Saying much more than words in one simple introduction, like an induction to a new way of living

a way of giving up what we thought we knew for something capital “T” for True

And upon further review we hear something for us to do too.

 You see our painful lives tend to blur those around, like headphones, shutting out the sound and letting us drown in oceans of self absorption, and having our portion, we’re content to pray for our needs

 But even as he bleeds, the God-man leads us to old ways made new, challenging us to change our view and have hearts transformed, to let go of the norm.

To shed our obsession with self, and see with God’s eyes, and to be surprised by the people and things

Right outside our door, way outside our walls, or maybe. Even. Inside.

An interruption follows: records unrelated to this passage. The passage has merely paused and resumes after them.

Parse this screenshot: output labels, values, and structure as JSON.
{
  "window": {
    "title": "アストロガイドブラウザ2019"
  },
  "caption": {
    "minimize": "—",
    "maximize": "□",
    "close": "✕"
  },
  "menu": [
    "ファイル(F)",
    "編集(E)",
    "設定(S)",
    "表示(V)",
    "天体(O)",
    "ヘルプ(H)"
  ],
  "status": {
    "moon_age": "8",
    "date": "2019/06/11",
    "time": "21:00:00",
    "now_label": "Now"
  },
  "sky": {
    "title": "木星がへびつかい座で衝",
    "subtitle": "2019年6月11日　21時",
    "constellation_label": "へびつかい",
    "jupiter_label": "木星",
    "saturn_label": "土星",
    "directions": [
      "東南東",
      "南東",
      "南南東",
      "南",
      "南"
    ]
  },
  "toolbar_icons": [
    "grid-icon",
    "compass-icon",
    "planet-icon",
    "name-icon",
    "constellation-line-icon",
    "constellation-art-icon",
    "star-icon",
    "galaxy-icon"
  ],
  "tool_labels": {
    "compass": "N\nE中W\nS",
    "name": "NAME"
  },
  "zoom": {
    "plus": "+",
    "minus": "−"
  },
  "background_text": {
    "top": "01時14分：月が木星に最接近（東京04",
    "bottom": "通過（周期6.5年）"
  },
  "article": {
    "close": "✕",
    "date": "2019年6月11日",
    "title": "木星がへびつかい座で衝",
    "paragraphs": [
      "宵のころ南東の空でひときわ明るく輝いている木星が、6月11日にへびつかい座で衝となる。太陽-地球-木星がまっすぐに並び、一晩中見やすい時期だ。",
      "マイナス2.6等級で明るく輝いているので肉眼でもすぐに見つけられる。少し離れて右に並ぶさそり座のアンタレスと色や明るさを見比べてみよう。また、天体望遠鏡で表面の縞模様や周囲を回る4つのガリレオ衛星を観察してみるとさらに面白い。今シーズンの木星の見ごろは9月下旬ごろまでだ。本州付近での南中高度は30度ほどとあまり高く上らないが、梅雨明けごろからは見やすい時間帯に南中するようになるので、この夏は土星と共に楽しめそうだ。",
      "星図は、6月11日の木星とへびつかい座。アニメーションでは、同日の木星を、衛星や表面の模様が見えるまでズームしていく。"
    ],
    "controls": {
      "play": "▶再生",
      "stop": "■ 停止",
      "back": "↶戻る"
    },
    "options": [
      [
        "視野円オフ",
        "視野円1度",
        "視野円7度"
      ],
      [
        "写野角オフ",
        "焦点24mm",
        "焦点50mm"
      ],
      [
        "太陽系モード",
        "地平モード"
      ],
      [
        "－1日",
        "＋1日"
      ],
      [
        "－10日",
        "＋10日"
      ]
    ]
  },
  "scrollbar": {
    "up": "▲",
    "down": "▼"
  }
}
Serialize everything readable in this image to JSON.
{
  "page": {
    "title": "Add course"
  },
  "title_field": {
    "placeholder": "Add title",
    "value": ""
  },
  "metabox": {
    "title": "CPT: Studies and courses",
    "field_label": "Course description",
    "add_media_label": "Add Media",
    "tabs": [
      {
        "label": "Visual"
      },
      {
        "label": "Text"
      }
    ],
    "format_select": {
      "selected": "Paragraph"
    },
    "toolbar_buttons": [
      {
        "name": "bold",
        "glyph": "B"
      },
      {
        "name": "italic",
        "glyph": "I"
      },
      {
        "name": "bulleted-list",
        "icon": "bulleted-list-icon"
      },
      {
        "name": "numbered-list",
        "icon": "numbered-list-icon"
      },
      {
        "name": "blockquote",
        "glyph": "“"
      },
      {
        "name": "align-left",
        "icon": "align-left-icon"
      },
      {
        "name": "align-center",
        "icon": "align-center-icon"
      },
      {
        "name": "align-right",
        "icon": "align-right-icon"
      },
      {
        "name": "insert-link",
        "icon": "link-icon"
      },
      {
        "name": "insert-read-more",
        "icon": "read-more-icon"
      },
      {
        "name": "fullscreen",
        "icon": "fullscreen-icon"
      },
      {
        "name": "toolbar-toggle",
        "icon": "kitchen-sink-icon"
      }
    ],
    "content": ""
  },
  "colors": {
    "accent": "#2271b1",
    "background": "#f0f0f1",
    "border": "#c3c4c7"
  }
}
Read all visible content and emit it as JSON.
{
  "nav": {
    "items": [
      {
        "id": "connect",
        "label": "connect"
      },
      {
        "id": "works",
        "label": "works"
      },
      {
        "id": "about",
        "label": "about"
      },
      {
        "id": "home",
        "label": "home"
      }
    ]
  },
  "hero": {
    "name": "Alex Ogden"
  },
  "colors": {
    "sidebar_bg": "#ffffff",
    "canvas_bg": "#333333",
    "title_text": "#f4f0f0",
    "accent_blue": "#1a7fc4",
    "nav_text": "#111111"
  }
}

 So what happens when we let go of self, and reduce our emphasis on wealth or even health

Because true health won’t come from drugs and regiments to follow,

not having more surgeries or more pills to swallow

And true family doesn’t happen simply by being born

As we look out on a procreating nation, still torn

Truth only comes as we fix our eyes on Christ. And allow the author and perfecter of our lives

To speak His words that cause mountains to move, and holding palms open, having nothing to prove

To the King of All, to follow his way,

and like those who were near heard him say, as he was crucified on that day,

Words that came as a flood of love to obey

And living this way without caution, this situation offered no other option,

than the first Christ-centered adoption.